Prime Time

seg - sex

Apresentação

Ao vivo

A seguir

    Fernanda Magnotta
    Blog

    Fernanda Magnotta

    PhD especializada em Estados Unidos. Professora da FAAP, pesquisadora do CEBRI e do Wilson Center. Referência brasileira na área de Relações Internacionais

    Análise: A disputa pela Groenlândia e os interesses dos EUA no Ártico

    Proposta de comprar/anexar território já havia sido feita por Donald Trump durante primeiro mandato

    A proposta de compra da Groenlândia, feita por Donald Trump já em 2019, durante seu primeiro mandato, causou perplexidade internacional. Na época, a ideia foi prontamente rejeitada pela Dinamarca, mas o episódio revelou uma faceta pouco explorada da política externa norte-americana: a crescente valorização estratégica do Ártico. Agora, com Trump de volta à Casa Branca, os interesses dos Estados Unidos na região retomam o centro das atenções.

    A Groenlândia, território autônomo da Dinamarca, ocupa uma posição geográfica privilegiada e concentra uma combinação de recursos e características que a tornam fundamental para os Estados Unidos.

    Em primeiro lugar, a região é rica em recursos naturais. Segundo o US Geological Survey, o Ártico abriga cerca de 13% do petróleo e 30% do gás natural não descobertos do mundo. A própria Groenlândia possui vastos depósitos de terras raras, minerais estratégicos essenciais para a fabricação de baterias, armamentos e tecnologias eletrônicas.
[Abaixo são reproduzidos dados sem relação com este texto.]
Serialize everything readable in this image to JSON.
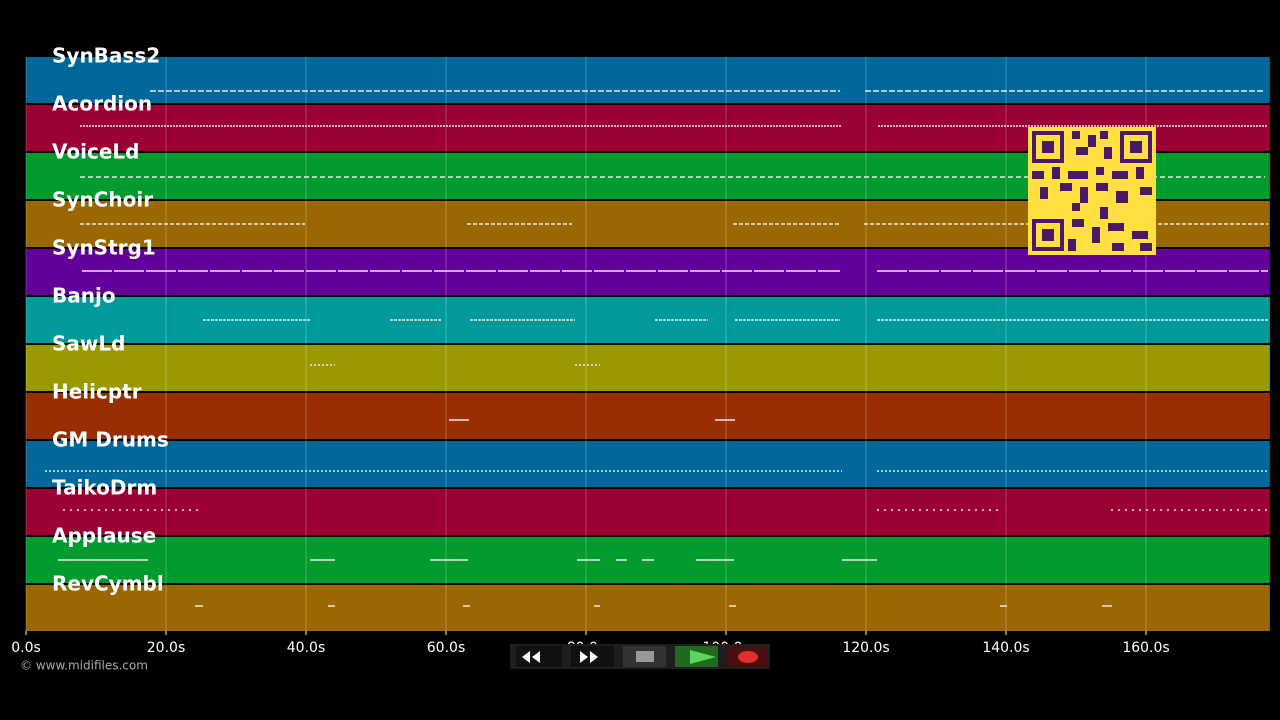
{
  "tracks": [
    {
      "name": "SynBass2",
      "color": "#00679a"
    },
    {
      "name": "Acordion",
      "color": "#9a0036"
    },
    {
      "name": "VoiceLd",
      "color": "#009a2e"
    },
    {
      "name": "SynChoir",
      "color": "#9a6700"
    },
    {
      "name": "SynStrg1",
      "color": "#63009a"
    },
    {
      "name": "Banjo",
      "color": "#009a9a"
    },
    {
      "name": "SawLd",
      "color": "#9a9a00"
    },
    {
      "name": "Helicptr",
      "color": "#9a2e00"
    },
    {
      "name": "GM Drums",
      "color": "#00679a"
    },
    {
      "name": "TaikoDrm",
      "color": "#9a0036"
    },
    {
      "name": "Applause",
      "color": "#009a2e"
    },
    {
      "name": "RevCymbl",
      "color": "#9a6700"
    }
  ],
  "timeline": {
    "xlim": [
      0,
      177.7
    ],
    "ticks": [
      {
        "value": 0,
        "label": "0.0s"
      },
      {
        "value": 20,
        "label": "20.0s"
      },
      {
        "value": 40,
        "label": "40.0s"
      },
      {
        "value": 60,
        "label": "60.0s"
      },
      {
        "value": 80,
        "label": "80.0s"
      },
      {
        "value": 100,
        "label": "100.0s"
      },
      {
        "value": 120,
        "label": "120.0s"
      },
      {
        "value": 140,
        "label": "140.0s"
      },
      {
        "value": 160,
        "label": "160.0s"
      }
    ]
  },
  "footer": {
    "copyright": "© www.midifiles.com"
  }
}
Em um cenário de transição energética e de competição com a China, o acesso a esses recursos se torna cada vez mais relevante.

    O derretimento das calotas polares, impulsionado pelas mudanças climáticas, também tem aumentado o valor geopolítico da ilha. Novas rotas marítimas, como a Passagem do Norte, estão se tornando viáveis, encurtando significativamente o tempo de transporte entre os principais polos econômicos do mundo. Para os Estados Unidos, controlar ou ao menos influenciar o acesso a essas rotas, representa uma vantagem econômica e estratégica importante.

     

    Outro aspecto que reforça o interesse americano na Groenlândia é a competição global por influência no Ártico. A Rússia tem expandido sua presença militar na região, enquanto a China se declara uma “nação próxima ao Ártico” e busca parcerias econômicas na área. Nesse contexto, a Groenlândia, por ser ligada a um membro da OTAN, adquire valor como posto avançado de vigilância e defesa.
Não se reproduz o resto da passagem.